Tamamen milli çizgide gidilecekti. Ve bu nedenle bir önceki çizgide yer alan isimler tek tek eleniyordu! Bakın kenara çekilmek zorunda kalan siyasi figürlere...
Sistem dışı kaldı hepsi!
Bu işbirliği ya da ittifak bizi çok mutlu etti! Ama sorun şuydu ki DÜŞMANLARIMIZIN SAYISI ARTIYORDU!
Ankara, Moskova ile yakınlaşma içine girdiği zaman Rusya'nın rakibi olan AVRUPA hemen TAK'la bize mesaj yolluyordu! Türk-Rus yakınlaşmasına itiraz ediyorlardı. Savaşın yeni metodu terör ile geliyorlardı! Ankara-Washington arasında bir sıcaklık oldu mu TAK yine devreye giriyordu! Yine Avrupa vardı arkada! Beşiktaş'taki patlamanın olduğu gün YENİ ANAYASA VE BAŞKANLIK gündeme gelmişti!
Ne oldu? TAK devreye girdi! 44 canımızı bizden aldı! Zaten ertesi gün de KAZAKİSTAN ziyareti vardı! İki taraftan kıskaçtaydık. Amerika-Rusya dengesi hem Avrupa'ya gitmemizi istemiyor hem de Çin'e yaklaşmamıza hiç sıcak bakmıyordu! Avrupa ise ne Ortadoğu ile ne Kürtler ile ne de ABD-Rusya ile yakınlık istemiyordu!
Bu denklemde Ankara kendine MİLLİ BİR ÇİZGİ ARIYORDU! Kolay değildi! Bugünden yarına olacak iş hiç değildi. Bütün ittifaklarımız 50- 60 yıllıktı. Bırakıp gitsen tutuyorlar, dönüp gelsen vuruyorlardı! Bir de bu arada GLADYO-C olan para planı ile gelmeye gayret ediyorlardı... Ankara DOLAR'a savaş ilan ediyordu! Bu alışık oldukları bir şey değildi. Açıktan bunu kimse yapmamıştı DOLAR'a...

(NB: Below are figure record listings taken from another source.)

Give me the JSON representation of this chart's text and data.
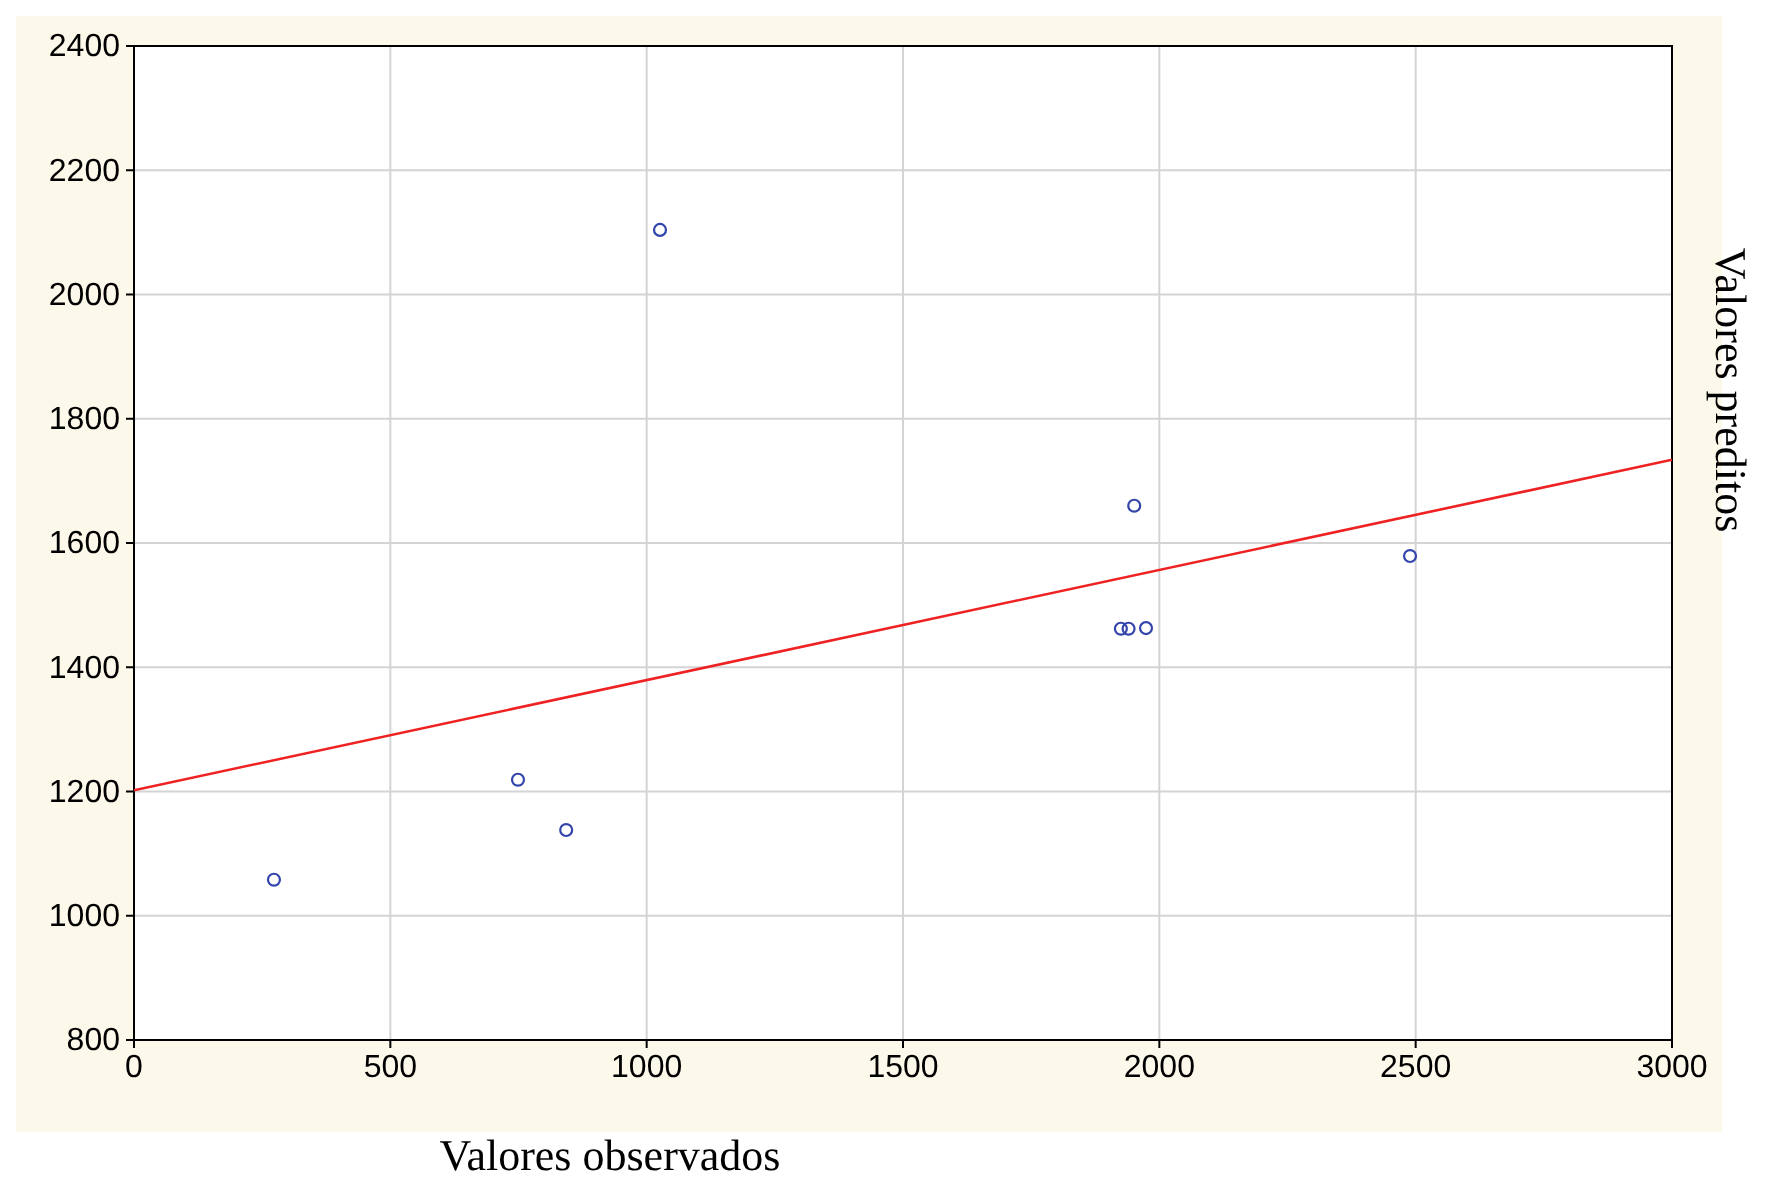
{
  "chart_data": {
    "type": "scatter",
    "xlabel": "Valores observados",
    "ylabel": "Valores preditos",
    "xlim": [
      0,
      3000
    ],
    "xticks": [
      0,
      500,
      1000,
      1500,
      2000,
      2500,
      3000
    ],
    "ylim": [
      800,
      2400
    ],
    "yticks": [
      800,
      1000,
      1200,
      1400,
      1600,
      1800,
      2000,
      2200,
      2400
    ],
    "grid": true,
    "series": [
      {
        "marker": "circle",
        "color": "#3344aa",
        "x": [
          273,
          749,
          843,
          1026,
          1925,
          1940,
          1951,
          1974,
          2489
        ],
        "values": [
          1058,
          1219,
          1138,
          2104,
          1462,
          1462,
          1660,
          1463,
          1579
        ]
      },
      {
        "type": "line",
        "color": "#ee2222",
        "x": [
          0,
          3000
        ],
        "values": [
          1202,
          1734
        ]
      }
    ]
  }
}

ABD dolarda çok hassastı, Avrupa Birliği de kendilerine yapılan uyarılar konusunda... Erdoğan "Gerekirse orada olmayız" diyordu! Türkiye'siz bir AVRUPA felakete sürüklenirdi! Ama önemli bir siyasetçimizin dediği gibi "Bu kopuş olursa Türkiye'de neler yaşanır düşünmek bile istemiyorum" sözü aklıma geliyordu! Türkiye yıllarca yan yana, iç içe durduğu her iki kutuptan da dışlandı!
Sevgimiz ve gücümüz hep zaafa uğratıldı.
Avrupa'ya gittik, almadılar. ABD'ye gittik, DARBE ile karşılık verdiler...

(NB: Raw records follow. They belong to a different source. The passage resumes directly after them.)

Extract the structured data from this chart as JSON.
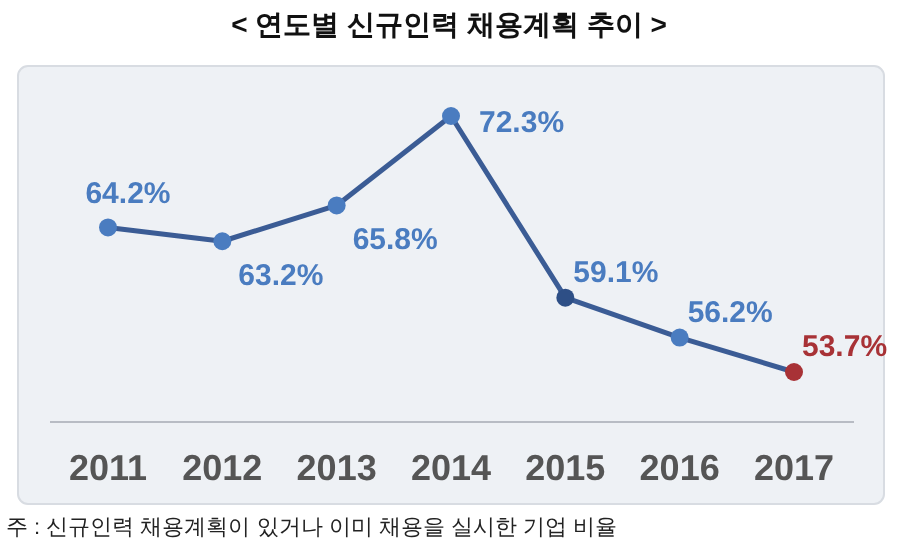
{
  "chart_data": {
    "type": "line",
    "title": "< 연도별 신규인력 채용계획 추이 >",
    "categories": [
      "2011",
      "2012",
      "2013",
      "2014",
      "2015",
      "2016",
      "2017"
    ],
    "series": [
      {
        "color": "#3b5c95",
        "colors": [
          "#4a7cc0",
          "#4a7cc0",
          "#4a7cc0",
          "#4a7cc0",
          "#2e4f86",
          "#4a7cc0",
          "#a83236"
        ],
        "values": [
          64.2,
          63.2,
          65.8,
          72.3,
          59.1,
          56.2,
          53.7
        ],
        "value_labels": [
          "64.2%",
          "63.2%",
          "65.8%",
          "72.3%",
          "59.1%",
          "56.2%",
          "53.7%"
        ]
      }
    ],
    "marker": "circle",
    "line_style": "solid",
    "annotations": [
      "주 : 신규인력 채용계획이 있거나 이미 채용을 실시한 기업 비율"
    ]
  }
}
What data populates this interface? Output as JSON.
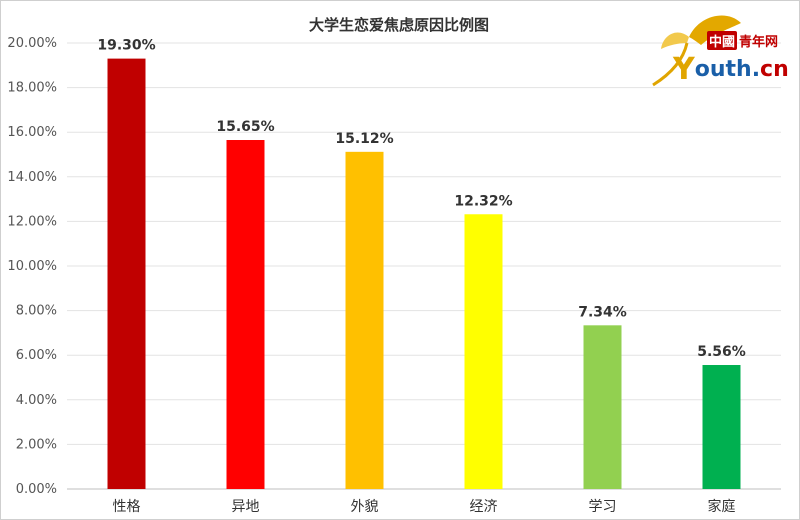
{
  "logo": {
    "cn_mark": "中國",
    "cn_text": "青年网",
    "en_y": "Y",
    "en_text": "outh.",
    "en_tld": "cn"
  },
  "colors": {
    "bar_colors": [
      "#c00000",
      "#ff0000",
      "#ffc000",
      "#ffff00",
      "#92d050",
      "#00b050"
    ]
  },
  "chart_data": {
    "type": "bar",
    "title": "大学生恋爱焦虑原因比例图",
    "categories": [
      "性格",
      "异地",
      "外貌",
      "经济",
      "学习",
      "家庭"
    ],
    "values": [
      19.3,
      15.65,
      15.12,
      12.32,
      7.34,
      5.56
    ],
    "value_labels": [
      "19.30%",
      "15.65%",
      "15.12%",
      "12.32%",
      "7.34%",
      "5.56%"
    ],
    "yticks": [
      "0.00%",
      "2.00%",
      "4.00%",
      "6.00%",
      "8.00%",
      "10.00%",
      "12.00%",
      "14.00%",
      "16.00%",
      "18.00%",
      "20.00%"
    ],
    "ylim": [
      0,
      20
    ],
    "grid": true,
    "xlabel": "",
    "ylabel": ""
  }
}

Çin'e gittik, Ortadoğu'ya gittik, Afrika'ya gittik TERÖRÜ kapıda gördük!
Rusya'ya gittik, uçakla geldiler! Bakın Can Dündar'a medeni ölçülerde tepki gösteren GAZETECİYE evinde kim saldırdı? PKK... Hem de AVRUPA'nın göbeğinde. Bu işler böyledir. KÜRT MESELESİ AVRUPA'nın üzerinde büyük bir hassasiyet gösterdiği alandır!

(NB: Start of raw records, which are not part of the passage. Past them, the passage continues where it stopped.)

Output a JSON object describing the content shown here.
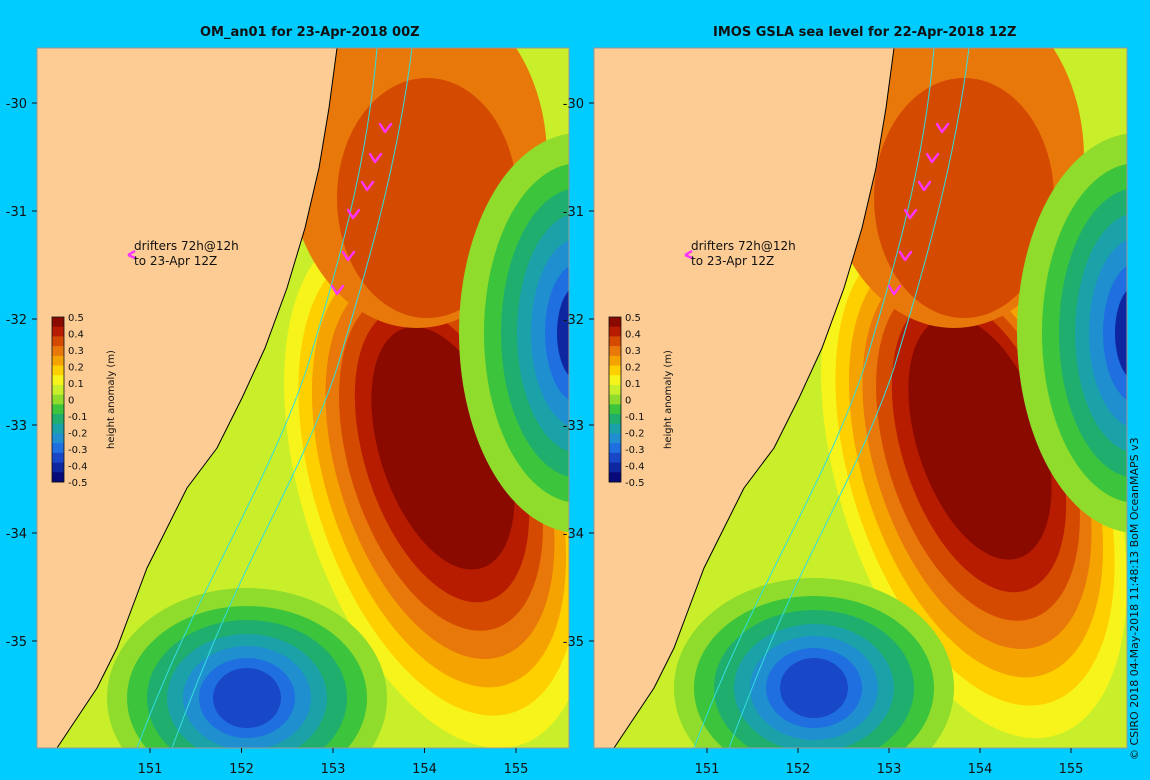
{
  "panels": [
    {
      "title": "OM_an01 for 23-Apr-2018 00Z",
      "drifter_label_line1": "drifters 72h@12h",
      "drifter_label_line2": "to 23-Apr 12Z"
    },
    {
      "title": "IMOS GSLA sea level  for 22-Apr-2018 12Z",
      "drifter_label_line1": "drifters 72h@12h",
      "drifter_label_line2": "to 23-Apr 12Z"
    }
  ],
  "axes": {
    "lon_ticks": [
      "151",
      "152",
      "153",
      "154",
      "155"
    ],
    "lat_ticks": [
      "-30",
      "-31",
      "-32",
      "-33",
      "-34",
      "-35"
    ]
  },
  "colorbar": {
    "label": "height anomaly (m)",
    "ticks": [
      "0.5",
      "0.4",
      "0.3",
      "0.2",
      "0.1",
      "0",
      "-0.1",
      "-0.2",
      "-0.3",
      "-0.4",
      "-0.5"
    ],
    "colors": [
      "#8b0a00",
      "#b81c00",
      "#d44a00",
      "#e9780a",
      "#f5a300",
      "#ffd000",
      "#f7f41c",
      "#c8ef2a",
      "#8fdc2c",
      "#3cc43c",
      "#1fae6e",
      "#1aa2a8",
      "#1f8fd0",
      "#1f6fe0",
      "#1848c8",
      "#0e26a0",
      "#070a78"
    ]
  },
  "credit": "© CSIRO 2018  04-May-2018 11:48:13 BoM OceanMAPS v3",
  "colors": {
    "land": "#fccc94",
    "frame": "#00ccff",
    "drifter": "#ff33ff",
    "contour": "#33dddd"
  }
}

Bize bırakmak istemezler! Asla ve kat'a ORTADOĞU'da söz sahibi olmamıza rıza göstermezler. Belki Can Dündar bilmiyor ama MİT TIR'larını kim niye durdurdu şimdi anlaşılmıştır sanırım!
Orada olmamızı istemeyenler içerideki gücüyle geldi! Kim yaptı bu haberleri?
Kim sahip çıkıyor haberi yapanlara?
ORTADA!
"Bu adamlar gelecek" derken bildiklerim var! Türkiye yeni dengede yerini arıyor! Kazanacağı bir MASA istiyor! Ya da hakkını alabileceği...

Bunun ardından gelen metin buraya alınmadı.